Quelques instants avant un concert donné en soirée par l'Orchestre symphonique national à La Paz en juillet dernier, des vendeurs à la sauvette devant le Théâtre municipal proposaient des billets en demandant quatre fois leur valeur nominale.

À l'intérieur, une salle comble se mit bientôt à battre avec force la mesure d'une cueca, c'est-à-dire une ballade traditionnelle et danse folklorique du haut plateau bolivien. Les trois représentations ultérieures ­ qui mettaient en vedette des chanteurs boliviens interprétant des chansons traditionnelles mises en musique pour l'orchestre par des compositeurs boliviens ­ ont été données à guichets fermés. Et l'enregistrement du concert sera commercialisé sous peu.

Ce n'est pas l'image que les Boliviens ont d'ordinaire de leur seul orchestre symphonique permanent. Le plus souvent au cours de son histoire de 54 ans, l'orchestre ne se produisait que quelques fois par année, exécutant des opéras ou des ballets réduits à leur plus simple expression pour un public loyal mais essentiellement élitiste. Il y a peu de temps encore, il jouait dans un patio élégant qui ne pouvait accueillir que 200 personnes. L'acoustique y était telle qu'il était difficile de juger si l'orchestre jouait bien ou mal. La location était de 10 dollars, ce qui était prohibitif pour la plupart des Boliviens.

Après des années de difficultés financières et artistiques, l'orchestre fut secoué par une crise à l'été de 1997 lorsque son chef et directeur artistique démissionna à quelques jours d'une série de représentations. David Handel, un chef d'orchestre américain de 33 ans, qui avait dirigé l'orchestre sur invitation et qui se trouvait par hasard à La Paz chez des amis, fut appelé à la rescousse. Il répondit à l'appel. Et les concerts reçurent un si bel accueil que le poste, qui était vacant, fut proposé à Handel.

Il devait faire un choix difficile.
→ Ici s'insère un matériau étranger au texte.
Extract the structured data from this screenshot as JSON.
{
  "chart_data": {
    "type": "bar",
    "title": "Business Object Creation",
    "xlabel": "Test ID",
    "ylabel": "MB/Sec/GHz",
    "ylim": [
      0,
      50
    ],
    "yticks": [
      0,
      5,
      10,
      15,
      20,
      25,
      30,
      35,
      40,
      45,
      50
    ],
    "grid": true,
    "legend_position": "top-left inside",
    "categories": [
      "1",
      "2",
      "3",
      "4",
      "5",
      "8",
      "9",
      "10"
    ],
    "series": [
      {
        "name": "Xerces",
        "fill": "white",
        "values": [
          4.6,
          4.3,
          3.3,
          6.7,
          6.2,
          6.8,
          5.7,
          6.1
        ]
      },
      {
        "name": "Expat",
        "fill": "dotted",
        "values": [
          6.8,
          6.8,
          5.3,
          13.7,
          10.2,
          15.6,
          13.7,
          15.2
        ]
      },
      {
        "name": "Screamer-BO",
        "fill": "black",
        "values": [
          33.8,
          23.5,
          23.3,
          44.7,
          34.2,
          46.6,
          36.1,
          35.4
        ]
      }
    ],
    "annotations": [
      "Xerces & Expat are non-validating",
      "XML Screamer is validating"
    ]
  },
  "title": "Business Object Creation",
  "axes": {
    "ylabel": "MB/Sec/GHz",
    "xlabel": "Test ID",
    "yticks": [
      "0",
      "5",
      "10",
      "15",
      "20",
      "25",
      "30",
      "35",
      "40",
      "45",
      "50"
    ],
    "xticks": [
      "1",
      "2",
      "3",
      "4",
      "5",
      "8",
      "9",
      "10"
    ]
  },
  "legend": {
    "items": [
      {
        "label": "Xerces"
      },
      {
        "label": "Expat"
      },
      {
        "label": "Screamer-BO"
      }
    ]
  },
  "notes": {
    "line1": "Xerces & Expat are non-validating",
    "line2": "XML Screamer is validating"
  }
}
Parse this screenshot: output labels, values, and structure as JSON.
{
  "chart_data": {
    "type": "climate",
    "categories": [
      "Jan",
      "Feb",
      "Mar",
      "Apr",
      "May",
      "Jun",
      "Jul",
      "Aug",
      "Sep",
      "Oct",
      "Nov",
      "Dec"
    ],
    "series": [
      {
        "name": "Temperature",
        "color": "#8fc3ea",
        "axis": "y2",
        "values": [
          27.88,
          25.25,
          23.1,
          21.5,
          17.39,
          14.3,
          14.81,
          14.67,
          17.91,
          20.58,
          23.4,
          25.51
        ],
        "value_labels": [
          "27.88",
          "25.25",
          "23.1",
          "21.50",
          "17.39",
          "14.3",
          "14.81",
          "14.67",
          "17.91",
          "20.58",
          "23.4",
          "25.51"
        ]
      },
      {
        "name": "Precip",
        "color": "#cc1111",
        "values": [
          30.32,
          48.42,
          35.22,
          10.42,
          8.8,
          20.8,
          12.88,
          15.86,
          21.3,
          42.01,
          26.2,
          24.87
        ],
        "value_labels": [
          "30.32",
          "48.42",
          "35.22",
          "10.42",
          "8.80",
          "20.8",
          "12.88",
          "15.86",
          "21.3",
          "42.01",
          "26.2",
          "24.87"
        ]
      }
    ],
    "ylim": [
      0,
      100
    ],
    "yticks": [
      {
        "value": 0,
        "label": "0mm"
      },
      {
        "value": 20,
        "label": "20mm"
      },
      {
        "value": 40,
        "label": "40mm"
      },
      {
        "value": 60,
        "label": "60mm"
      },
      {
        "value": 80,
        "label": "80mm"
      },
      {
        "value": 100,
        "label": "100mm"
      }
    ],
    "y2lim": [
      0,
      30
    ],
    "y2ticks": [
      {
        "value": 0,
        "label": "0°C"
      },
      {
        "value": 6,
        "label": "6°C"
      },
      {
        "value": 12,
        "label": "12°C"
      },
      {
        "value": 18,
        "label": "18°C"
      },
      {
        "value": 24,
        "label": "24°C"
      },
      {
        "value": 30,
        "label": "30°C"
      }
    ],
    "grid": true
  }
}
Basé à Chicago, il avait œuvré pendant huit ans à titre de chef invité. Sa carrière prenait enfin son essor. Handel venait de recevoir des offres de deux autres orchestres latino-américains et d'un orchestre américain ­ tous supérieurs sur le plan musical à celui de La Paz. Mais diverses considérations l'incitèrent à choisir la Bolivie. D'abord, il y avait les publics, dont Handel avait dit qu'il étaient « très enthousiastes et sympathiques » lors d'une récente entrevue à son appartement de La Paz. Ensuite, il y avait le fait que l'orchestre avait pour tradition d'être parrainé par des entreprises bien que l'État fût son principal bailleur de fonds. Enfin, Handel pensait pouvoir apporter des améliorations immédiates dans un certain nombre de domaines ­ si on lui donnait carte blanche. Tito Hoz de Vila, le ministre bolivien de l'Éducation, de la Culture et des Sports, qui est responsable de l'orchestre, signifia à Handel qu'il pouvait compter sur le soutien de l'État. « Je me suis dit que je pourrais bâtir quelque chose ici », rappelle Handel.

Et c'est ce qu'il fit, très rapidement. Au cours de sa première saison, l'orchestre a donné cinquante concerts, contre seulement huit l'année précédente. Afin de conquérir des publics plus vastes et d'avoir une meilleure acoustique, Handel a installé l'orchestre dans le Théâtre municipal, qui est le haut lieu de la culture à La Paz. Pour mettre les concerts à la portée de toutes les bourses, il a mis en place des rabais pour les étudiants et il a diversifié le prix des locations, qui commencent à moins de 1 dollar pour les étudiants.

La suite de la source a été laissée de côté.